Here’s the list of the federal government grants headed to Michigan:
- University of Michigan, $600,000 government grant for research on temperature changes in advanced magnesium alloys
- Ford Motor Co., $1.5 million government grant to develop new welding techniques and $350,000 to adapt new lubricants for use in vehicles (a joint Army-Department of Energy project)
- General Motors, $1.3 million government grant to develop new methods of joining aluminum to high-strength steel
- Chrysler Group, $587,248 government grant to develop techniques to join die-cast magnesium to aluminum and high-strength steel (joint Army-DoE project)

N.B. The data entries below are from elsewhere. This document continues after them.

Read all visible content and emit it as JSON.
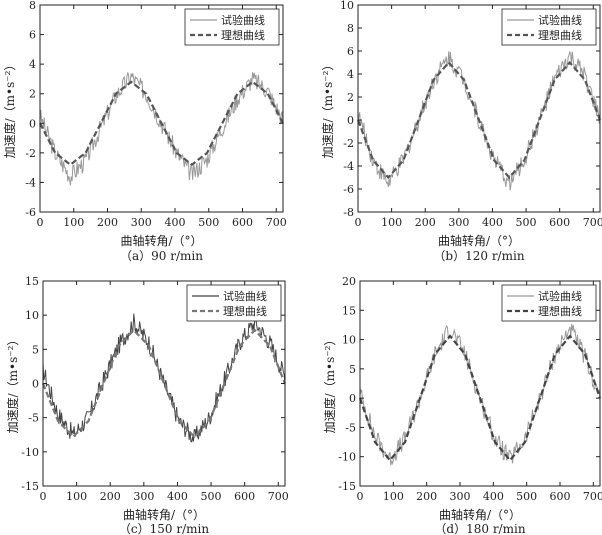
{
  "chart_data": [
    {
      "type": "line",
      "caption": "（a）90 r/min",
      "xlabel": "曲轴转角/（°）",
      "ylabel": "加速度/（m•s⁻²）",
      "xlim": [
        0,
        720
      ],
      "ylim": [
        -6,
        8
      ],
      "xticks": [
        "0",
        "100",
        "200",
        "300",
        "400",
        "500",
        "600",
        "700"
      ],
      "yticks": [
        "-6",
        "-4",
        "-2",
        "0",
        "2",
        "4",
        "6",
        "8"
      ],
      "legend": "top-right",
      "series": [
        {
          "name": "试验曲线",
          "color": "#999999",
          "style": "solid",
          "x": [
            0,
            45,
            90,
            135,
            180,
            225,
            270,
            315,
            360,
            405,
            450,
            495,
            540,
            585,
            630,
            675,
            720
          ],
          "y": [
            0.5,
            -2.0,
            -3.6,
            -2.5,
            -0.3,
            1.9,
            3.2,
            2.0,
            0.0,
            -2.0,
            -3.5,
            -2.4,
            -0.3,
            1.7,
            3.0,
            2.2,
            0.2
          ]
        },
        {
          "name": "理想曲线",
          "color": "#555555",
          "style": "dashed",
          "x": [
            0,
            45,
            90,
            135,
            180,
            225,
            270,
            315,
            360,
            405,
            450,
            495,
            540,
            585,
            630,
            675,
            720
          ],
          "y": [
            0.0,
            -2.0,
            -2.8,
            -2.0,
            0.0,
            2.0,
            2.8,
            2.0,
            0.0,
            -2.0,
            -2.8,
            -2.0,
            0.0,
            2.0,
            2.8,
            2.0,
            0.0
          ]
        }
      ]
    },
    {
      "type": "line",
      "caption": "（b）120 r/min",
      "xlabel": "曲轴转角/（°）",
      "ylabel": "加速度/（m•s⁻²）",
      "xlim": [
        0,
        720
      ],
      "ylim": [
        -8,
        10
      ],
      "xticks": [
        "0",
        "100",
        "200",
        "300",
        "400",
        "500",
        "600",
        "700"
      ],
      "yticks": [
        "-8",
        "-6",
        "-4",
        "-2",
        "0",
        "2",
        "4",
        "6",
        "8",
        "10"
      ],
      "legend": "top-right",
      "series": [
        {
          "name": "试验曲线",
          "color": "#999999",
          "style": "solid",
          "x": [
            0,
            45,
            90,
            135,
            180,
            225,
            270,
            315,
            360,
            405,
            450,
            495,
            540,
            585,
            630,
            675,
            720
          ],
          "y": [
            0.5,
            -3.5,
            -5.5,
            -3.5,
            0.0,
            3.5,
            5.5,
            3.5,
            0.0,
            -3.5,
            -5.5,
            -3.5,
            0.0,
            3.5,
            5.5,
            3.8,
            0.0
          ]
        },
        {
          "name": "理想曲线",
          "color": "#555555",
          "style": "dashed",
          "x": [
            0,
            45,
            90,
            135,
            180,
            225,
            270,
            315,
            360,
            405,
            450,
            495,
            540,
            585,
            630,
            675,
            720
          ],
          "y": [
            0.0,
            -3.5,
            -5.0,
            -3.5,
            0.0,
            3.5,
            5.0,
            3.5,
            0.0,
            -3.5,
            -5.0,
            -3.5,
            0.0,
            3.5,
            5.0,
            3.5,
            0.0
          ]
        }
      ]
    },
    {
      "type": "line",
      "caption": "（c）150 r/min",
      "xlabel": "曲轴转角/（°）",
      "ylabel": "加速度/（m•s⁻²）",
      "xlim": [
        0,
        720
      ],
      "ylim": [
        -15,
        15
      ],
      "xticks": [
        "0",
        "100",
        "200",
        "300",
        "400",
        "500",
        "600",
        "700"
      ],
      "yticks": [
        "-15",
        "-10",
        "-5",
        "0",
        "5",
        "10",
        "15"
      ],
      "legend": "top-right",
      "series": [
        {
          "name": "试验曲线",
          "color": "#444444",
          "style": "solid",
          "x": [
            0,
            45,
            90,
            135,
            180,
            225,
            270,
            315,
            360,
            405,
            450,
            495,
            540,
            585,
            630,
            675,
            720
          ],
          "y": [
            2.0,
            -4.5,
            -7.5,
            -5.0,
            0.5,
            5.5,
            9.0,
            6.0,
            0.0,
            -5.5,
            -8.0,
            -5.0,
            0.5,
            6.0,
            9.0,
            6.0,
            1.0
          ]
        },
        {
          "name": "理想曲线",
          "color": "#777777",
          "style": "dashed",
          "x": [
            0,
            45,
            90,
            135,
            180,
            225,
            270,
            315,
            360,
            405,
            450,
            495,
            540,
            585,
            630,
            675,
            720
          ],
          "y": [
            0.0,
            -5.5,
            -7.8,
            -5.5,
            0.0,
            5.5,
            7.8,
            5.5,
            0.0,
            -5.5,
            -7.8,
            -5.5,
            0.0,
            5.5,
            7.8,
            5.5,
            0.0
          ]
        }
      ]
    },
    {
      "type": "line",
      "caption": "（d）180 r/min",
      "xlabel": "曲轴转角/（°）",
      "ylabel": "加速度/（m•s⁻²）",
      "xlim": [
        0,
        720
      ],
      "ylim": [
        -15,
        20
      ],
      "xticks": [
        "0",
        "100",
        "200",
        "300",
        "400",
        "500",
        "600",
        "700"
      ],
      "yticks": [
        "-15",
        "-10",
        "-5",
        "0",
        "5",
        "10",
        "15",
        "20"
      ],
      "legend": "top-right",
      "series": [
        {
          "name": "试验曲线",
          "color": "#999999",
          "style": "solid",
          "x": [
            0,
            45,
            90,
            135,
            180,
            225,
            270,
            315,
            360,
            405,
            450,
            495,
            540,
            585,
            630,
            675,
            720
          ],
          "y": [
            1.0,
            -6.5,
            -10.5,
            -7.0,
            0.0,
            7.5,
            12.0,
            7.5,
            0.0,
            -7.0,
            -10.5,
            -7.0,
            0.0,
            7.5,
            12.0,
            7.0,
            0.0
          ]
        },
        {
          "name": "理想曲线",
          "color": "#444444",
          "style": "dashed",
          "x": [
            0,
            45,
            90,
            135,
            180,
            225,
            270,
            315,
            360,
            405,
            450,
            495,
            540,
            585,
            630,
            675,
            720
          ],
          "y": [
            0.0,
            -7.5,
            -10.6,
            -7.5,
            0.0,
            7.5,
            10.6,
            7.5,
            0.0,
            -7.5,
            -10.6,
            -7.5,
            0.0,
            7.5,
            10.6,
            7.5,
            0.0
          ]
        }
      ]
    }
  ]
}
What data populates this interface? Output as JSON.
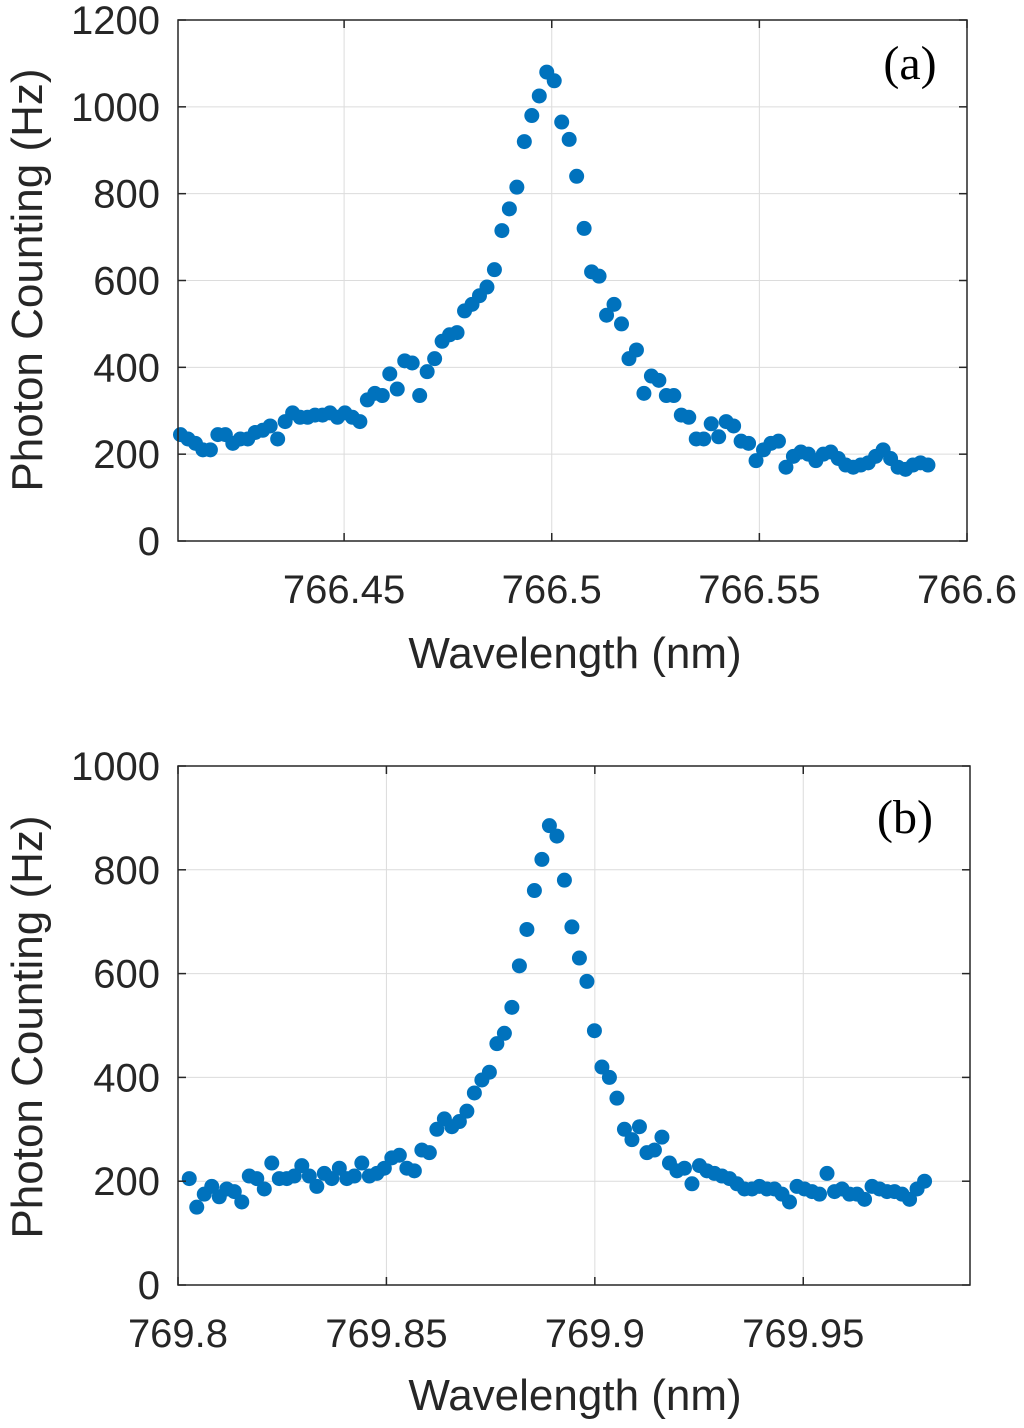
{
  "chart_data": [
    {
      "type": "scatter",
      "panel_label": "(a)",
      "xlabel": "Wavelength (nm)",
      "ylabel": "Photon Counting (Hz)",
      "xlim": [
        766.41,
        766.6
      ],
      "ylim": [
        0,
        1200
      ],
      "xticks": [
        766.45,
        766.5,
        766.55,
        766.6
      ],
      "xtick_labels": [
        "766.45",
        "766.5",
        "766.55",
        "766.6"
      ],
      "yticks": [
        0,
        200,
        400,
        600,
        800,
        1000,
        1200
      ],
      "ytick_labels": [
        "0",
        "200",
        "400",
        "600",
        "800",
        "1000",
        "1200"
      ],
      "grid": true,
      "marker_color": "#0072BD",
      "series": [
        {
          "name": "data",
          "x": [
            766.4106,
            766.4124,
            766.4142,
            766.416,
            766.4178,
            766.4196,
            766.4214,
            766.4232,
            766.425,
            766.4268,
            766.4286,
            766.4304,
            766.4322,
            766.434,
            766.4358,
            766.4376,
            766.4394,
            766.4412,
            766.443,
            766.4448,
            766.4466,
            766.4484,
            766.4502,
            766.452,
            766.4538,
            766.4556,
            766.4574,
            766.4592,
            766.461,
            766.4628,
            766.4646,
            766.4664,
            766.4682,
            766.47,
            766.4718,
            766.4736,
            766.4754,
            766.4772,
            766.479,
            766.4808,
            766.4826,
            766.4844,
            766.4862,
            766.488,
            766.4898,
            766.4916,
            766.4934,
            766.4952,
            766.497,
            766.4988,
            766.5006,
            766.5024,
            766.5042,
            766.506,
            766.5078,
            766.5096,
            766.5114,
            766.5132,
            766.515,
            766.5168,
            766.5186,
            766.5204,
            766.5222,
            766.524,
            766.5258,
            766.5276,
            766.5294,
            766.5312,
            766.533,
            766.5348,
            766.5366,
            766.5384,
            766.5402,
            766.542,
            766.5438,
            766.5456,
            766.5474,
            766.5492,
            766.551,
            766.5528,
            766.5546,
            766.5564,
            766.5582,
            766.56,
            766.5618,
            766.5636,
            766.5654,
            766.5672,
            766.569,
            766.5708,
            766.5726,
            766.5744,
            766.5762,
            766.578,
            766.5798,
            766.5816,
            766.5834,
            766.5852,
            766.587,
            766.5888,
            766.5906
          ],
          "y": [
            245,
            235,
            225,
            210,
            210,
            245,
            245,
            225,
            235,
            235,
            250,
            255,
            265,
            235,
            275,
            295,
            285,
            285,
            290,
            290,
            295,
            285,
            295,
            285,
            275,
            325,
            340,
            335,
            385,
            350,
            415,
            410,
            335,
            390,
            420,
            460,
            475,
            480,
            530,
            545,
            565,
            585,
            625,
            715,
            765,
            815,
            920,
            980,
            1025,
            1080,
            1060,
            965,
            925,
            840,
            720,
            620,
            610,
            520,
            545,
            500,
            420,
            440,
            340,
            380,
            370,
            335,
            335,
            290,
            285,
            235,
            235,
            270,
            240,
            275,
            265,
            230,
            225,
            185,
            210,
            225,
            230,
            170,
            195,
            205,
            200,
            185,
            200,
            205,
            190,
            175,
            170,
            175,
            180,
            195,
            210,
            190,
            170,
            165,
            175,
            180,
            175
          ]
        }
      ]
    },
    {
      "type": "scatter",
      "panel_label": "(b)",
      "xlabel": "Wavelength (nm)",
      "ylabel": "Photon Counting (Hz)",
      "xlim": [
        769.8,
        769.99
      ],
      "ylim": [
        0,
        1000
      ],
      "xticks": [
        769.8,
        769.85,
        769.9,
        769.95
      ],
      "xtick_labels": [
        "769.8",
        "769.85",
        "769.9",
        "769.95"
      ],
      "yticks": [
        0,
        200,
        400,
        600,
        800,
        1000
      ],
      "ytick_labels": [
        "0",
        "200",
        "400",
        "600",
        "800",
        "1000"
      ],
      "grid": true,
      "marker_color": "#0072BD",
      "series": [
        {
          "name": "data",
          "x": [
            769.8027,
            769.8045,
            769.8063,
            769.8081,
            769.8099,
            769.8117,
            769.8135,
            769.8153,
            769.8171,
            769.8189,
            769.8207,
            769.8225,
            769.8243,
            769.8261,
            769.8279,
            769.8297,
            769.8315,
            769.8333,
            769.8351,
            769.8369,
            769.8387,
            769.8405,
            769.8423,
            769.8441,
            769.8459,
            769.8477,
            769.8495,
            769.8513,
            769.8531,
            769.8549,
            769.8567,
            769.8585,
            769.8603,
            769.8621,
            769.8639,
            769.8657,
            769.8675,
            769.8693,
            769.8711,
            769.8729,
            769.8747,
            769.8765,
            769.8783,
            769.8801,
            769.8819,
            769.8837,
            769.8855,
            769.8873,
            769.8891,
            769.8909,
            769.8927,
            769.8945,
            769.8963,
            769.8981,
            769.8999,
            769.9017,
            769.9035,
            769.9053,
            769.9071,
            769.9089,
            769.9107,
            769.9125,
            769.9143,
            769.9161,
            769.9179,
            769.9197,
            769.9215,
            769.9233,
            769.9251,
            769.9269,
            769.9287,
            769.9305,
            769.9323,
            769.9341,
            769.9359,
            769.9377,
            769.9395,
            769.9413,
            769.9431,
            769.9449,
            769.9467,
            769.9485,
            769.9503,
            769.9521,
            769.9539,
            769.9557,
            769.9575,
            769.9593,
            769.9611,
            769.9629,
            769.9647,
            769.9665,
            769.9683,
            769.9701,
            769.9719,
            769.9737,
            769.9755,
            769.9773,
            769.9791
          ],
          "y": [
            205,
            150,
            175,
            190,
            170,
            185,
            180,
            160,
            210,
            205,
            185,
            235,
            205,
            205,
            210,
            230,
            210,
            190,
            215,
            205,
            225,
            205,
            210,
            235,
            210,
            215,
            225,
            245,
            250,
            225,
            220,
            260,
            255,
            300,
            320,
            305,
            315,
            335,
            370,
            395,
            410,
            465,
            485,
            535,
            615,
            685,
            760,
            820,
            885,
            865,
            780,
            690,
            630,
            585,
            490,
            420,
            400,
            360,
            300,
            280,
            305,
            255,
            260,
            285,
            235,
            220,
            225,
            195,
            230,
            220,
            215,
            210,
            205,
            195,
            185,
            185,
            190,
            185,
            185,
            175,
            160,
            190,
            185,
            180,
            175,
            215,
            180,
            185,
            175,
            175,
            165,
            190,
            185,
            180,
            180,
            175,
            165,
            185,
            200
          ]
        }
      ]
    }
  ]
}
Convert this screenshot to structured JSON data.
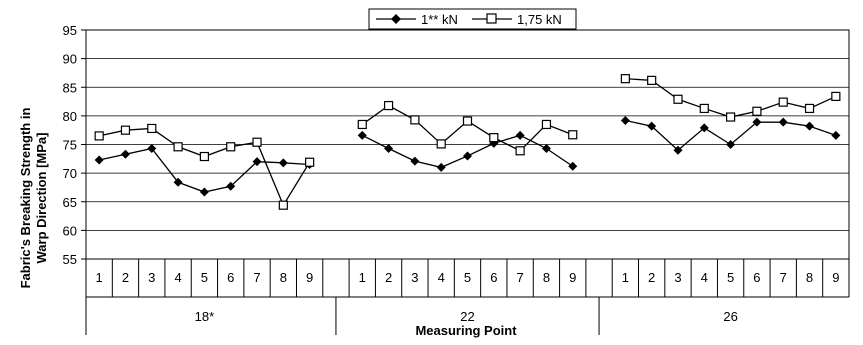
{
  "chart_data": {
    "type": "line",
    "title": "",
    "ylabel_line1": "Fabric's Breaking Strength in",
    "ylabel_line2": "Warp Direction [MPa]",
    "xlabel": "Measuring Point",
    "ylim": [
      55,
      95
    ],
    "y_ticks": [
      55,
      60,
      65,
      70,
      75,
      80,
      85,
      90,
      95
    ],
    "grid": true,
    "legend_position": "top-center",
    "groups": [
      {
        "label": "18*",
        "points": [
          "1",
          "2",
          "3",
          "4",
          "5",
          "6",
          "7",
          "8",
          "9"
        ]
      },
      {
        "label": "22",
        "points": [
          "1",
          "2",
          "3",
          "4",
          "5",
          "6",
          "7",
          "8",
          "9"
        ]
      },
      {
        "label": "26",
        "points": [
          "1",
          "2",
          "3",
          "4",
          "5",
          "6",
          "7",
          "8",
          "9"
        ]
      }
    ],
    "series": [
      {
        "name": "1** kN",
        "marker": "filled-diamond",
        "color": "#000000",
        "values": [
          [
            72.3,
            73.3,
            74.3,
            68.4,
            66.7,
            67.7,
            72.0,
            71.8,
            71.5
          ],
          [
            76.6,
            74.3,
            72.1,
            71.0,
            73.0,
            75.2,
            76.6,
            74.3,
            71.2
          ],
          [
            79.2,
            78.2,
            74.0,
            77.9,
            75.0,
            78.9,
            78.9,
            78.2,
            76.6
          ]
        ]
      },
      {
        "name": "1,75 kN",
        "marker": "open-square",
        "color": "#000000",
        "values": [
          [
            76.5,
            77.5,
            77.8,
            74.6,
            72.9,
            74.6,
            75.4,
            64.4,
            71.9
          ],
          [
            78.5,
            81.8,
            79.3,
            75.1,
            79.1,
            76.2,
            73.9,
            78.5,
            76.7
          ],
          [
            86.5,
            86.2,
            82.9,
            81.3,
            79.8,
            80.8,
            82.4,
            81.3,
            83.4
          ]
        ]
      }
    ]
  }
}
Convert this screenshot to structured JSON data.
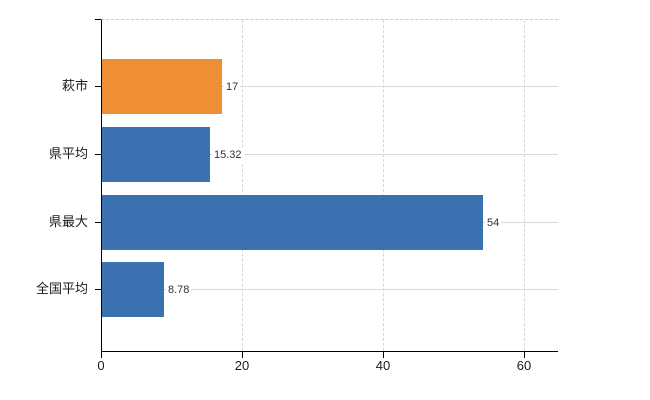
{
  "chart_data": {
    "type": "bar",
    "orientation": "horizontal",
    "title": "",
    "xlabel": "",
    "ylabel": "",
    "categories": [
      "萩市",
      "県平均",
      "県最大",
      "全国平均"
    ],
    "values": [
      17,
      15.32,
      54,
      8.78
    ],
    "value_labels": [
      "17",
      "15.32",
      "54",
      "8.78"
    ],
    "bar_colors": [
      "#ee8e35",
      "#3b70b1",
      "#3b70b1",
      "#3b70b1"
    ],
    "highlight_color": "#ee8e35",
    "series_color": "#3b70b1",
    "x_ticks": [
      0,
      20,
      40,
      60
    ],
    "x_tick_labels": [
      "0",
      "20",
      "40",
      "60"
    ],
    "xlim": [
      0,
      64.7
    ],
    "legend_position": "none",
    "grid": {
      "horizontal_style": "solid",
      "horizontal_color": "#d5dcd5",
      "vertical_style": "dashed",
      "vertical_color": "#d6d6d6",
      "top_border_style": "dashed",
      "top_border_color": "#cccccc"
    },
    "axis_color": "#000000",
    "label_color": "#1a1a1a",
    "value_label_color": "#333333",
    "background_color": "#ffffff"
  }
}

- Michigan State University, $599,999 government grant to demonstrate bonding and repair of dissimilar materials using thermoplastic adhesives (joint Army-DoE project)
- Delphi Automotive Systems, $1.7 million government grant for research to reduce energy use in cabin heating systems for electric vehicles
- Halla Visteon Climate Control, a $2.3 million government grant to develop a heat-pump system for heating and cooling in vehicles
Wouldn’t it be great for this government grant money to jump-start Detroit to regain its status as a proud icon of American manufacturing innovation and quality?